I have a console app that generates a PDF from HTML. HTML looks like this:
<!DOCTYPE html>
<html lang="en" xmlns="http://www.w3.org/1999/xhtml"> <head>
<meta charset="utf-8" />
<link rel="stylesheet" type="text/css" href="html\\somestyle.css" /> </head>
If I include the styles directly in the HTML, using <style>
tag, then they show up in the PDF. But I need to use external stylesheet.
The folder structure is like this:
***Task_ABC (folder)
******Task.exe
******HTML (folder)
*********template.html
*********somestyle.css
The console app is scheduled via Windows Task Scheduler.
If I run the app from command prompt manually, the html\\sometyle.css
syntax works and styles show up in PDF.
But when Task Scheduler runs it, styles don't show up in PDF.
I have tried somestyle.css
as well as html/somestyle.css
syntax and they don't work.
If you pass the HTML as a file stream to HtmlConverter
instead of passing it as a file then the resources will be resolved against the current working directory.
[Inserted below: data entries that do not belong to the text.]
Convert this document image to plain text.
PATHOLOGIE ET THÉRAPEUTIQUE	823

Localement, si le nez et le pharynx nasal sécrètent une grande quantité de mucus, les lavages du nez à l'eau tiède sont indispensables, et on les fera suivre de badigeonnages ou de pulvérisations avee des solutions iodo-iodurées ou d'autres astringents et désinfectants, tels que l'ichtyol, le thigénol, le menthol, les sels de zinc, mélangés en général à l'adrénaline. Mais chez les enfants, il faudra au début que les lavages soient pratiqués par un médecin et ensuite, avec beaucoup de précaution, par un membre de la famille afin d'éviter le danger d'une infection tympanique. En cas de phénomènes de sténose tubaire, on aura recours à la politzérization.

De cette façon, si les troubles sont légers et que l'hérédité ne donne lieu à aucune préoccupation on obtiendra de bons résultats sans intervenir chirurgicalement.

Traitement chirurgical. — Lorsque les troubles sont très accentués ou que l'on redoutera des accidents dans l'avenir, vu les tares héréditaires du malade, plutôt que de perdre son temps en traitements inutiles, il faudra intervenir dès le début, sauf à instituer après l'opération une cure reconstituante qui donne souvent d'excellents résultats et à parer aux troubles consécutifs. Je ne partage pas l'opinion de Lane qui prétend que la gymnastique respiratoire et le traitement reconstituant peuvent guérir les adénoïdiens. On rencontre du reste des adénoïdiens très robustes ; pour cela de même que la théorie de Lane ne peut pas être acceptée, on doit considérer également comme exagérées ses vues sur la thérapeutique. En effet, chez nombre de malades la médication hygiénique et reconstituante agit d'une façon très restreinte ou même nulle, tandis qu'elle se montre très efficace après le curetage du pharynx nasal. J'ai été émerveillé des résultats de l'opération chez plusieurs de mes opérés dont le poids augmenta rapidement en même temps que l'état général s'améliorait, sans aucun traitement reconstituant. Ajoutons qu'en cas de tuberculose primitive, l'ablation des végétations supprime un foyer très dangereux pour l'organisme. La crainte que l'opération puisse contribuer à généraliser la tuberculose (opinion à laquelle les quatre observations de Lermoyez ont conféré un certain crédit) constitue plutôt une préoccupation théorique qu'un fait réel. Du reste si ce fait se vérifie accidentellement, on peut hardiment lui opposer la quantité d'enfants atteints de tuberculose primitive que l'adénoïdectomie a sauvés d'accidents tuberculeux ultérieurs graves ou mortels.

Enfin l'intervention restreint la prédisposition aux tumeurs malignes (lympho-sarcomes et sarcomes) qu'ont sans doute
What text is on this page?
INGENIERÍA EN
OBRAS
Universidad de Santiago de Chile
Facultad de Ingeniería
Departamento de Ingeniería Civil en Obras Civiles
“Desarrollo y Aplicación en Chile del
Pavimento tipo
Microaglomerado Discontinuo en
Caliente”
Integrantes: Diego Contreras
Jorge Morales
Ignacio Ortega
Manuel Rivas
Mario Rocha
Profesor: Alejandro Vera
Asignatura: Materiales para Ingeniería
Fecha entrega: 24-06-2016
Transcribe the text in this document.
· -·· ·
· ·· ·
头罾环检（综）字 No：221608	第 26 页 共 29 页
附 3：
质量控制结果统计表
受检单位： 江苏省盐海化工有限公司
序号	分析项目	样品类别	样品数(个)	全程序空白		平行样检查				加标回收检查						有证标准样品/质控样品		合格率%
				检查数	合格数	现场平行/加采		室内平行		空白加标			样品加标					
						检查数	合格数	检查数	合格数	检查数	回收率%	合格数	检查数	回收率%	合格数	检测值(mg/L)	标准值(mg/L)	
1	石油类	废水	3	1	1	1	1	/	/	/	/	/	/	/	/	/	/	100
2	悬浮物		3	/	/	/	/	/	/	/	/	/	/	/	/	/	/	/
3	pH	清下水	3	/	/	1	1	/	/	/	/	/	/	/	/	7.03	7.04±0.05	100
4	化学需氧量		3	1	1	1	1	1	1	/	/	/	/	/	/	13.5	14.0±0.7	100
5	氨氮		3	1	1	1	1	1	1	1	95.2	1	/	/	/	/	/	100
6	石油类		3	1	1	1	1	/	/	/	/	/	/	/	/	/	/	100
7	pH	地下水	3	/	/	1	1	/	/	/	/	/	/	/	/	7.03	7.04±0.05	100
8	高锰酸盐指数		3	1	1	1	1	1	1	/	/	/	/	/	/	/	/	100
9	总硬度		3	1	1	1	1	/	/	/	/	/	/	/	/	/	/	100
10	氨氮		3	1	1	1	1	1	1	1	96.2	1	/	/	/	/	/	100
This may be the cause of the problem in processing your file in another environnment.
You can set the baseUri
, i.e. the uri which all the resources in HTML will be resolved against in ConverterProperties
:
HtmlConverter.convertToPdf(fileInputStream, fileOutputStream, new ConverterProperties().setBaseUri(baseUri));
The baseUri
should point to the directory containing your html
directory. You can also freely use html/somestyle.css
link syntax, not necessary to use Windows-style path.